Jedes Jahr zeichnet das renommierte Journal Science die wissenschaftlichen Top-Entdeckungen und -Entwicklungen des Jahres aus. Eine davon wird als jeweilige „Super-Entdeckung“ zum „breakthrough of the year“. In einer Serie zeigen wir Ihnen die 21 Breakthrough-Gewinner seit 2000! In dieser Folge die aus den Jahren 2005 bis 2010
2010 Die erste Quantenmaschine
Sie sieht aus wie ein winziges Paddel, gerade noch sichtbar für das bloße menschliche Auge. Das Paddel ist aus metallenen Halbleitern, beschichtet mit Aluminiumnitrid. Und die Maschine ist bizarr. Sie kann zum Beispiel gleichzeitig zwei Zustände einnehmen, die nach den Gesetzen der klassischen Mechanik nicht vereinbar sind – etwa gleichzeitig stark und schwach vibrieren. Für uns Laien schlicht nicht vorstellbar. Aber wahr. Denn es handelt sich um das erste menschengemachte Objekt, das sich nach den Gesetzen der Quantenmechanik bewegt. Das sind jene Regeln, die das Verhalten „unsichtbarer“ Dinge wie Moleküle, Atome und Elementarteilchen steuern. Zuerst wurde das Paddel heruntergekühlt bis auf den niedrigsten möglichen Energiestatus, den die Gesetze der Quantenmechanik zulassen. Dann wurde die Energie des Objekts mit einem einzelnen Quantum angehoben, um einen quantenmechanischen Zustand der Bewegung zu erreichen. Und eben einen Zustand der gleichzeitig starken und schwachen Schwingung. „Auf der konzeptionellen Ebene ist das cool“, schrieb Science, „weil es die Quantenmechanik in ein ganz neues Reich bringt. Auf der praktischen Ebene eröffnet es etliche neue Möglichkeiten von Experimenten zur Quantenkontrolle über Licht, elektrische Ströme und Bewegung bis vielleicht eines Tages den Tests der Grenzen der Quantenmechanik und unseres Sinns für Realität.“ Könnte es etwa möglich sein, ein Objekt wie einen Tisch oder einen Stuhl – oder einen Menschen – an zwei direkt benachbarten Orten stehen zu lassen, im gleichen Moment? In der Welt der Atome und subatomaren Partikel passiert das ständig.

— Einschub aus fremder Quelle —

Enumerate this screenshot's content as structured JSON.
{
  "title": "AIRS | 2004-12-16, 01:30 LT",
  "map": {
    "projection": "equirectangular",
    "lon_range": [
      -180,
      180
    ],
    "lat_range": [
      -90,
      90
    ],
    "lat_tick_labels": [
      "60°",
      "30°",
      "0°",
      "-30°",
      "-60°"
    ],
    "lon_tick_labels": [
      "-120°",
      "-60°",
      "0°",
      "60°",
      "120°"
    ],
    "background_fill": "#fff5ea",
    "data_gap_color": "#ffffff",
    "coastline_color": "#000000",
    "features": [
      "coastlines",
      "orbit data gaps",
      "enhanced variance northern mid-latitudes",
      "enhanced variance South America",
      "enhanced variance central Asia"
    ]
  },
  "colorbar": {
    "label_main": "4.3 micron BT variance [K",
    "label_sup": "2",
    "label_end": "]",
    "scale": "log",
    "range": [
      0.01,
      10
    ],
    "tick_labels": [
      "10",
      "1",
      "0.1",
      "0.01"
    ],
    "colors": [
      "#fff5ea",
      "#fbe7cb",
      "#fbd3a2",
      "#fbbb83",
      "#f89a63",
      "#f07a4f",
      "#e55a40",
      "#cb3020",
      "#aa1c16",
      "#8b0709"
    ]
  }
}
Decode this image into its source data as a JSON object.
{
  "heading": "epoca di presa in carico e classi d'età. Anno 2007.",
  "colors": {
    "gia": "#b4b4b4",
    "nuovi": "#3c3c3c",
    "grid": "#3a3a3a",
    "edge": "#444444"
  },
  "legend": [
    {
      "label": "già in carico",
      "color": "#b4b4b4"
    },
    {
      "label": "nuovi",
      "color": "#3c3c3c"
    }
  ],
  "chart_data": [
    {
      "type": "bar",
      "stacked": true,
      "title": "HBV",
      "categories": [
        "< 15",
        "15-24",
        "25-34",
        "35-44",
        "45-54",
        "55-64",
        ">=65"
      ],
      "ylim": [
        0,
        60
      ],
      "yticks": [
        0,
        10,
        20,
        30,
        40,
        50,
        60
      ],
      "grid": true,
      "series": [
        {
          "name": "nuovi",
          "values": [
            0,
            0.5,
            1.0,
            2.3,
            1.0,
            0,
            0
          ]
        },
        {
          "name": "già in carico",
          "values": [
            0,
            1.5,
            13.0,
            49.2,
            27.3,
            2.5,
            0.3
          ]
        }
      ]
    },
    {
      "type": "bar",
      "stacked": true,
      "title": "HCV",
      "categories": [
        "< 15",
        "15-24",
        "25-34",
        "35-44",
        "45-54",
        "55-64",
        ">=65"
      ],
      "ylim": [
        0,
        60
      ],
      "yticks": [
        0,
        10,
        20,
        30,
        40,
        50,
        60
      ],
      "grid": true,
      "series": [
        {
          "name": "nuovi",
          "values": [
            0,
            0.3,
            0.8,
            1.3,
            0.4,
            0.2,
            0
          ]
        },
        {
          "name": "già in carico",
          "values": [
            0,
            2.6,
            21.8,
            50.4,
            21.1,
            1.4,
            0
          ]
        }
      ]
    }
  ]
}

2009 Der „Boden-Affe an der Wurzel des Menschen“
Das Kunstwort Ardipithecus ramidus heißt „Boden-Affe an der Wurzel des Menschen“ und bezeichnet eine längst ausgestorbene Art eines Menschenaffen, der als sehr naher Verwandter aller Vor- und Urmenschen gilt. Das Wissen um „Ardi“ ist einerseits abgeleitet aus der sensationell akribischen Auswertung eines Skeletts, das 4,4 Millionen Jahre alt ist – und andererseits aus fossilen Pflanzen und Tieren der Umwelt des Fundorts in Äthiopien, in der dieses Weibchen lebte. Gefunden wurde das Skelett schon 1994. Doch nahmen sich 47 Forschende aus neun Nationen 15 Jahre Zeit für ihre Knochenarbeit, bevor sie das Wesen zwischen Affe und Mensch detailliert beschrieben. Beispielsweise entdeckten sie, dass sich Ardi deutlich von den heutigen Menschenaffen unterschied (kein Knöchelgang, keine vorspringenden Schnauzen, keine dolchartig verlängerten Eckzähne) und aufrecht durch seine Welt ging – wie später die Menschen. Allerdings auf Füßen, die noch jeweils einen Greifzeh hatten. Mithin entwickelte sich der aufrechte Gang offenbar nicht, wie zuvor angenommen, in der Savanne, sondern auf Bäumen.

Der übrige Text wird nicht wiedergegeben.